Total latency: **8–25 seconds** (dominated by Claude Haiku API call ~10–15s)

---

## 3. Data Collection — 6 Parallel Sources

### Source 1: RSS Feeds (16 Tier-1 Feeds)

Fetched simultaneously with a 6-second timeout each. The top 16 Tier-1 feeds are selected; Arabic-language feeds are included in this slice.

| Feed | Language | Coverage | Weight |
|------|----------|----------|--------|
| oil.gov.iq (Ministry of Oil) | EN | Official Iraq MoO press releases | 1.0 |
| moelc.gov.iq (Ministry of Electricity) | EN | Official MoE tenders and news | 1.0 |
| Iraq Business News | EN | Iraq energy, investment, contract awards | 0.95 |
| Iraq Oil Report | EN | Oil sector deep coverage | 0.90 |
| Shafaq News (English) | EN | Kurdish region oil, gas, investment | 0.85 |
| MEED | EN | Regional EPC procurement intelligence | 0.95 |
| Zawya | EN | Gulf and Iraq project finance, tenders | 0.95 |
| IraqRFP.com | EN | Iraq-specific procurement portal | 1.0 |
| GlobalTenders Iraq | EN | Iraq tender aggregator | 0.97 |
| UNGM Iraq | EN | UN global marketplace — Iraq procurement | 0.98 |
| Reuters Energy | EN | Global energy breaking news | 0.90 |
| **INA Arabic** | **AR** | **Official Iraqi state news agency — Arabic first** | **0.92** |
| **Shafaq Arabic** | **AR** | **Kurdistan/Iraq oil & procurement in Arabic** | **0.85** |
| **Al-Sabah Iraq** | **AR** | **Iraqi government newspaper — ministry notices** | **0.82** |
| **Al-Mada** | **AR** | **Iraqi independent press — oil sector** | **0.78** |
| World Bank Iraq | EN | IDA project procurement notices | 0.90 |

Each RSS item is parsed from XML, cleaned of HTML entities and CDATA wrappers, tested for EPC signal keywords (English or Arabic), and either admitted or discarded.

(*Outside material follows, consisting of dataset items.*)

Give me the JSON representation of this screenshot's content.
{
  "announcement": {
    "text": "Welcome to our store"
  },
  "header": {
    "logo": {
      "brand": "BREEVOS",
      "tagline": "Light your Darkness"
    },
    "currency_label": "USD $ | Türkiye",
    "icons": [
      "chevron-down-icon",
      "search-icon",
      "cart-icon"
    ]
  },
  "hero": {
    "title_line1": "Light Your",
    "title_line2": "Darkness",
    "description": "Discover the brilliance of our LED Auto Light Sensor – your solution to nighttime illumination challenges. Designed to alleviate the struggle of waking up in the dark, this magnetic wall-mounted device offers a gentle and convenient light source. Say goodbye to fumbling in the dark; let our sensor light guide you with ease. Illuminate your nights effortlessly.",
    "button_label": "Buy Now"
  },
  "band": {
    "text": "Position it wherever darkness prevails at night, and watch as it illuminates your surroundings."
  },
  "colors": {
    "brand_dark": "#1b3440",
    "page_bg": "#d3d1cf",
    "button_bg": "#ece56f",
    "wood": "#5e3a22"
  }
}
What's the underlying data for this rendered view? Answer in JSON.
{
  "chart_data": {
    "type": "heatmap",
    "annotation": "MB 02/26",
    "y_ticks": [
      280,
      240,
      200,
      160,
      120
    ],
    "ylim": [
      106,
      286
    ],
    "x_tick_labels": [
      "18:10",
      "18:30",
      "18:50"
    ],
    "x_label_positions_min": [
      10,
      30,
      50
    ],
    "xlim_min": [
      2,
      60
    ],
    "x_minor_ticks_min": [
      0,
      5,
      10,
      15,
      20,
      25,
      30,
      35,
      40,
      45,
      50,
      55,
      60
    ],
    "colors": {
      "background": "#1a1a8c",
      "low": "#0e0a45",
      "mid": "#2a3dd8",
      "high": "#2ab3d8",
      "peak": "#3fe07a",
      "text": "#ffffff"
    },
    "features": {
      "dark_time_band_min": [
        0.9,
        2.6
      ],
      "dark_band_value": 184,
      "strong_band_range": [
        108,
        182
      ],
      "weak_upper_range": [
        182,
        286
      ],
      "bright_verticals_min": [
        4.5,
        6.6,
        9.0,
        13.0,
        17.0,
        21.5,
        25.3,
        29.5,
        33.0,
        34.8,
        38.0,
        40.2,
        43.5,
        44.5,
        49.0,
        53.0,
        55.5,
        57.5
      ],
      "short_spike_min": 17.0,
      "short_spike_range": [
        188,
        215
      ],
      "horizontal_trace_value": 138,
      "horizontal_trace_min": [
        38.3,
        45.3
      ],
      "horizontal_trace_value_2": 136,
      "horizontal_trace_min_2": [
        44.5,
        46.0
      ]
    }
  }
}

### Source 2: World Bank Projects API

Endpoint: `https://search.worldbank.org/api/v2/projects?format=json&fct=countryshortname_exact:Iraq`

Returns IDA/IBRD-financed infrastructure projects in Iraq. Items are filtered for energy/EPC relevance and mapped to standard opportunity format with urgency derived from funding status and disbursement data.

### Source 3: World Bank Procurement API

Endpoint: `https://search.worldbank.org/api/v2/procnotices?format=json&fct=countryshortname_exact:Iraq`

Returns active procurement notices tied to Iraq-funded World Bank projects. Post-filtered to exclude items where `countryshortname` does not include "Iraq" (the API occasionally returns other countries). Notice type is mapped to stage: `REOI → Pre-Qualification`, `RFP → RFQ/RFP Released`, `CONTRACT → Contract Awarded`.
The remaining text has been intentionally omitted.